'The warning signs are all there': Ex-Reagan aide fears Trump is leading the party to more political violence
Donald Trump speaking with supporters at an event hosted by Students for Trump and Turning Point Action at Dream City Church in Phoenix, Arizona in 2020. (Gage Skidmore/Flickr)

During Donald Trump's presidency, long-time conservative activist Peter Wehner wrote a series of anti-Trump articles for The Atlantic. And although Trump has been gone from the White House for four months, Wehner remains a vehement critic of the GOP's current direction. A former speechwriter under three Republican presidents — Ronald Reagan, George H.W. Bush and George W. Bush — he discusses Trump's unending stranglehold on the GOP in an article published by The Atlantic this week. And he warns that the potential for more political violence continues as long as so many Republicans maintain their unwavering devotion to Trump.

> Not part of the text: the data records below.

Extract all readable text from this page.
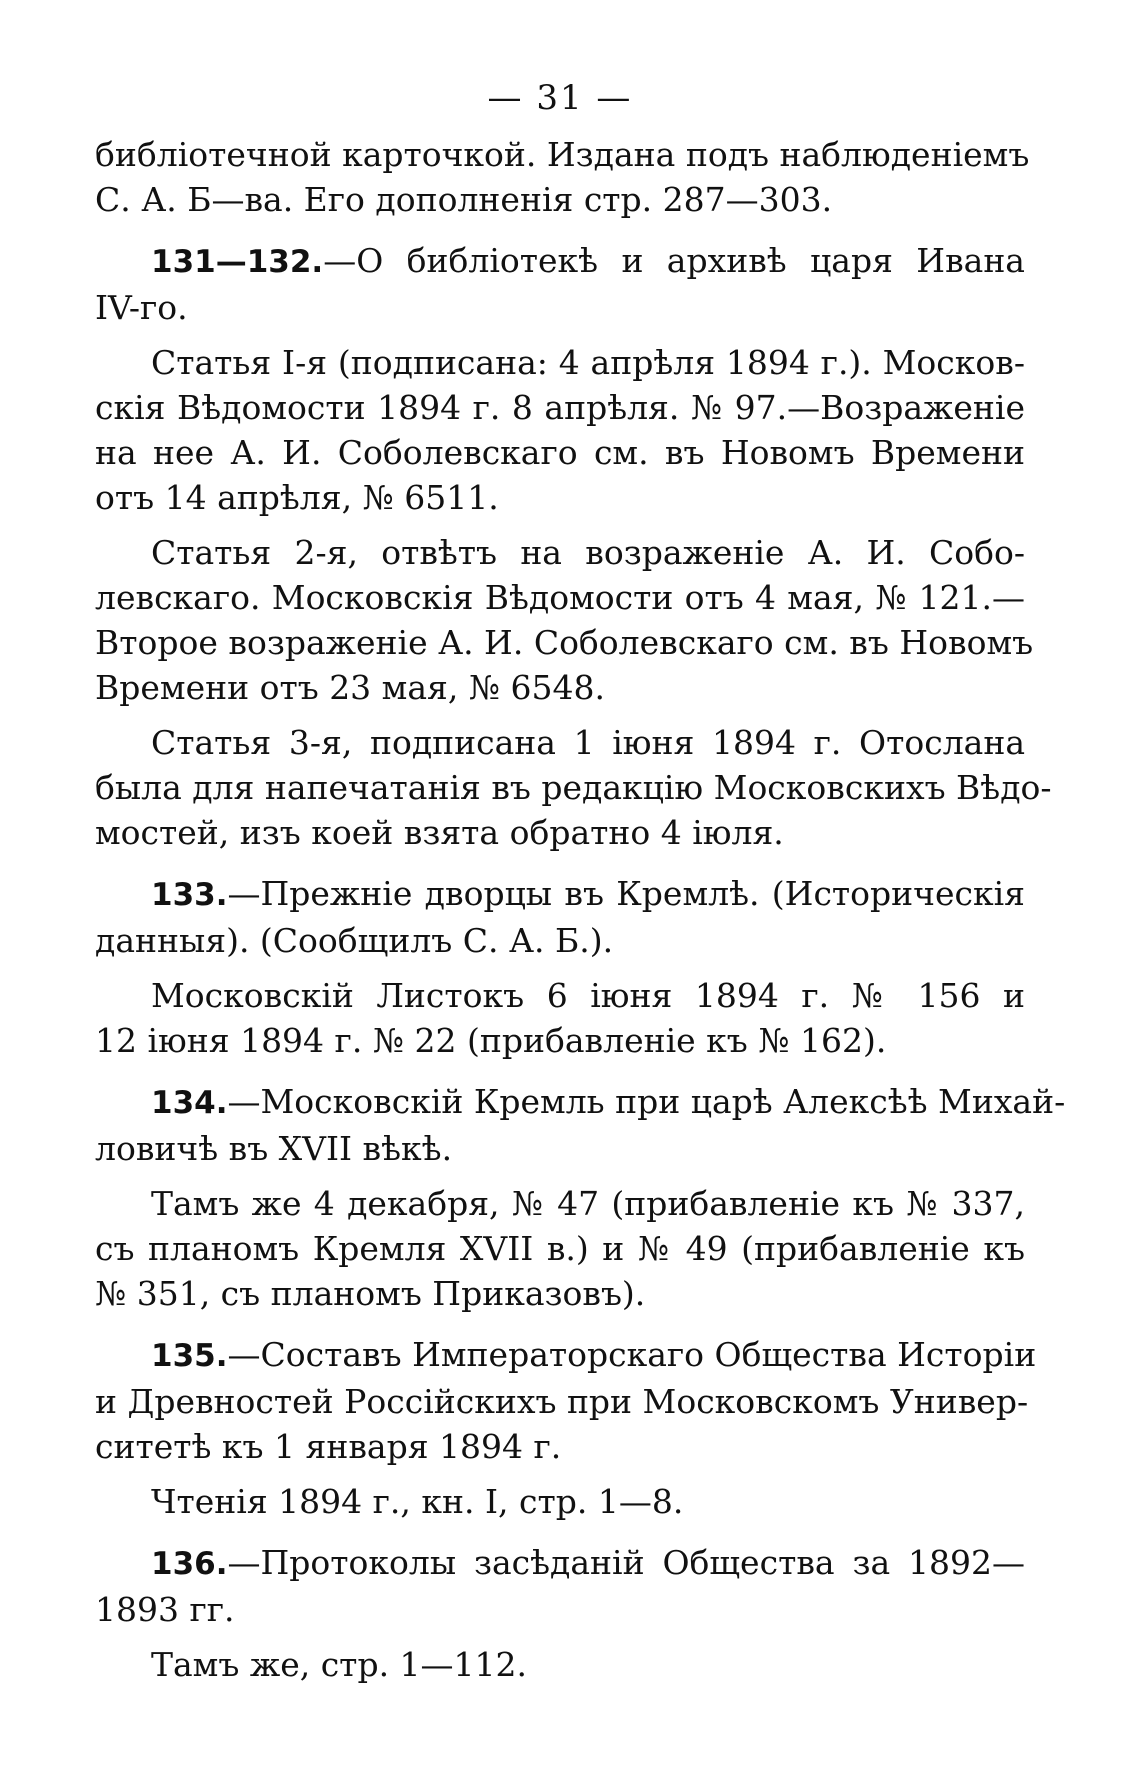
— 31 —
библіотечной карточкой. Издана подъ наблюденіемъ
С. А. Б—ва. Его дополненія стр. 287—303.
131—132.—О библіотекѣ и архивѣ царя Ивана
IV-го.
Статья I-я (подписана: 4 апрѣля 1894 г.). Москов-
скія Вѣдомости 1894 г. 8 апрѣля. № 97.—Возраженіе
на нее А. И. Соболевскаго см. въ Новомъ Времени
отъ 14 апрѣля, № 6511.
Статья 2-я, отвѣтъ на возраженіе А. И. Собо-
левскаго. Московскія Вѣдомости отъ 4 мая, № 121.—
Второе возраженіе А. И. Соболевскаго см. въ Новомъ
Времени отъ 23 мая, № 6548.
Статья 3-я, подписана 1 іюня 1894 г. Отослана
была для напечатанія въ редакцію Московскихъ Вѣдо-
мостей, изъ коей взята обратно 4 іюля.
133.—Прежніе дворцы въ Кремлѣ. (Историческія
данныя). (Сообщилъ С. А. Б.).
Московскій Листокъ 6 іюня 1894 г. № 156 и
12 іюня 1894 г. № 22 (прибавленіе къ № 162).
134.—Московскій Кремль при царѣ Алексѣѣ Михай-
ловичѣ въ XVII вѣкѣ.
Тамъ же 4 декабря, № 47 (прибавленіе къ № 337,
съ планомъ Кремля XVII в.) и № 49 (прибавленіе къ
№ 351, съ планомъ Приказовъ).
135.—Составъ Императорскаго Общества Исторіи
и Древностей Россійскихъ при Московскомъ Универ-
ситетѣ къ 1 января 1894 г.
Чтенія 1894 г., кн. I, стр. 1—8.
136.—Протоколы засѣданій Общества за 1892—
1893 гг.
Тамъ же, стр. 1—112.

"The GOP remains fully in Trump's thrall, with its leadership more committed than ever to spreading his foundational lies and conspiracy theories," the 60-year-old Wehner laments. "Under Trump's sway, the Republican Party is becoming more fanatical, venturing even further into a world of illusion…. No former president, and certainly no president defeated after only one term, has so dominated his party after he left office."

The Never Trump conservative points to Rep. Liz Cheney of Wyoming as an example of a prominent GOP conservative who lost a leadership position for being openly critical of Trump and refusing to indulge his false claim of widespread voter fraud in the 2020 election. Cheney formerly served as House Republican Conference chair, making her the third highest-ranking Republican in the U.S. House of Representatives. But Cheney, the daughter of former Vice President Dick Cheney, lost that position, Wehner notes, for her "fireable offense" of "refusing to remain silent in the face of Trump's ongoing efforts to undermine our constitutional system."

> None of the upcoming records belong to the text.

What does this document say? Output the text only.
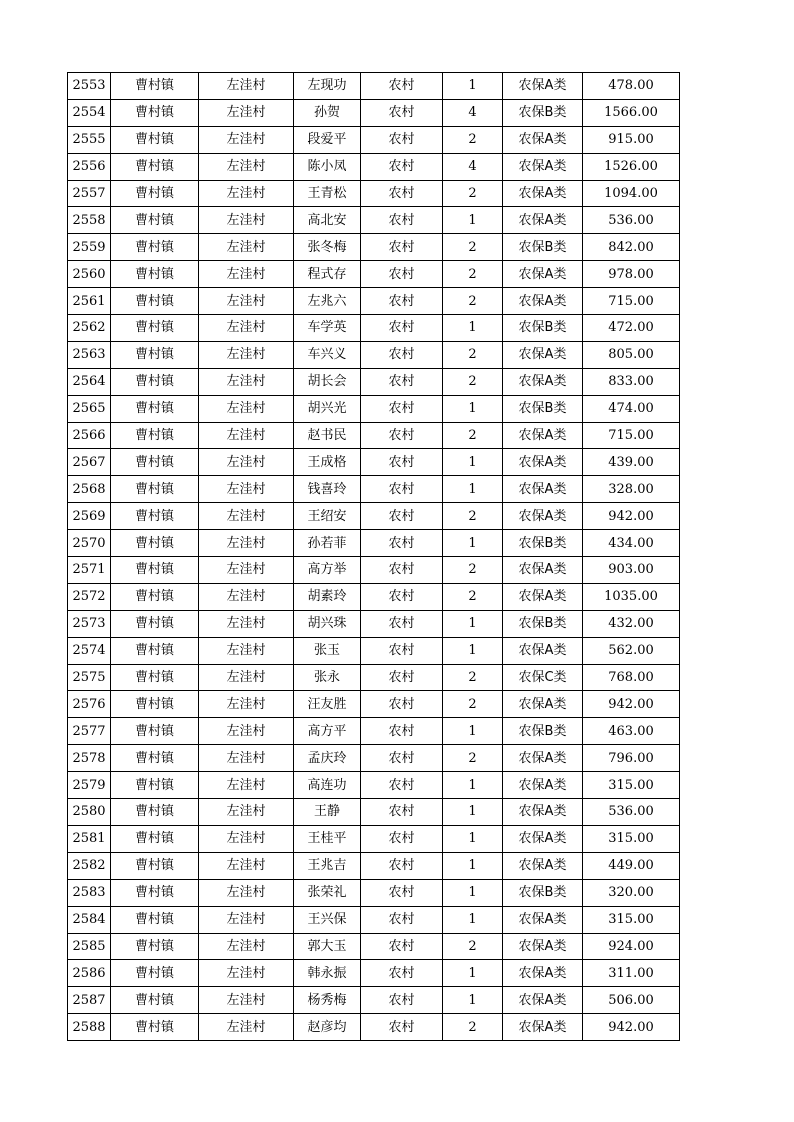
2553	曹村镇	左洼村	左现功	农村	1	农保A类	478.00
2554	曹村镇	左洼村	孙贺	农村	4	农保B类	1566.00
2555	曹村镇	左洼村	段爱平	农村	2	农保A类	915.00
2556	曹村镇	左洼村	陈小凤	农村	4	农保A类	1526.00
2557	曹村镇	左洼村	王青松	农村	2	农保A类	1094.00
2558	曹村镇	左洼村	高北安	农村	1	农保A类	536.00
2559	曹村镇	左洼村	张冬梅	农村	2	农保B类	842.00
2560	曹村镇	左洼村	程式存	农村	2	农保A类	978.00
2561	曹村镇	左洼村	左兆六	农村	2	农保A类	715.00
2562	曹村镇	左洼村	车学英	农村	1	农保B类	472.00
2563	曹村镇	左洼村	车兴义	农村	2	农保A类	805.00
2564	曹村镇	左洼村	胡长会	农村	2	农保A类	833.00
2565	曹村镇	左洼村	胡兴光	农村	1	农保B类	474.00
2566	曹村镇	左洼村	赵书民	农村	2	农保A类	715.00
2567	曹村镇	左洼村	王成格	农村	1	农保A类	439.00
2568	曹村镇	左洼村	钱喜玲	农村	1	农保A类	328.00
2569	曹村镇	左洼村	王绍安	农村	2	农保A类	942.00
2570	曹村镇	左洼村	孙若菲	农村	1	农保B类	434.00
2571	曹村镇	左洼村	高方举	农村	2	农保A类	903.00
2572	曹村镇	左洼村	胡素玲	农村	2	农保A类	1035.00
2573	曹村镇	左洼村	胡兴珠	农村	1	农保B类	432.00
2574	曹村镇	左洼村	张玉	农村	1	农保A类	562.00
2575	曹村镇	左洼村	张永	农村	2	农保C类	768.00
2576	曹村镇	左洼村	汪友胜	农村	2	农保A类	942.00
2577	曹村镇	左洼村	高方平	农村	1	农保B类	463.00
2578	曹村镇	左洼村	孟庆玲	农村	2	农保A类	796.00
2579	曹村镇	左洼村	高连功	农村	1	农保A类	315.00
2580	曹村镇	左洼村	王静	农村	1	农保A类	536.00
2581	曹村镇	左洼村	王桂平	农村	1	农保A类	315.00
2582	曹村镇	左洼村	王兆吉	农村	1	农保A类	449.00
2583	曹村镇	左洼村	张荣礼	农村	1	农保B类	320.00
2584	曹村镇	左洼村	王兴保	农村	1	农保A类	315.00
2585	曹村镇	左洼村	郭大玉	农村	2	农保A类	924.00
2586	曹村镇	左洼村	韩永振	农村	1	农保A类	311.00
2587	曹村镇	左洼村	杨秀梅	农村	1	农保A类	506.00
2588	曹村镇	左洼村	赵彦均	农村	2	农保A类	942.00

"Trump's words matter," Wehner writes. "They mattered in the lead-up to, and on the day of, the deadly attack on the Capitol on January 6. They still matter. And if the Republican Party doesn't counteract these lies rather than indulge them, political violence will become more acceptable and more prevalent on the American right."

Wehner adds, "This assessment isn't based on mere speculation. We know that many of the people who participated in the violent assault on the Capitol believed that they were acting patriotically — foot soldiers in the 21-Century version of the American Revolution, doing what they understood their leader was asking of them."

The Never Trump conservative points out that according to Cheney, some Republicans in the U.S. House of Representatives feared being targeted for violence if they voted to impeach Trump. Cheney told CNN, "If you look at the vote to impeach, for example, there were members who told me that they were afraid for their own security — afraid, in some instances, for their lives. And that tells you something about where we are as a country, that members of Congress aren't able to cast votes, or feel that they can't, because of their own security."

Wehner writes that Stephen Richer, a Republican election official in Maricopa County, Arizona, recently told him he has received death threats for saying that President Joe Biden won that county fair and square in 2020.

"The violence we have seen is likely a preview of coming attractions," Wehner warns. "Hear me, Republicans, when I say that many on the American right are growing more and more comfortable with violence as an instrument of politics, as a means to achieve their goals, as a way to defeat their perceived enemies. The warning signs are all there. For the sake of their own integrity and for the good of the country, Republicans who know better — and a lot do — need to speak out, resist the manipulation, stop living within the lie."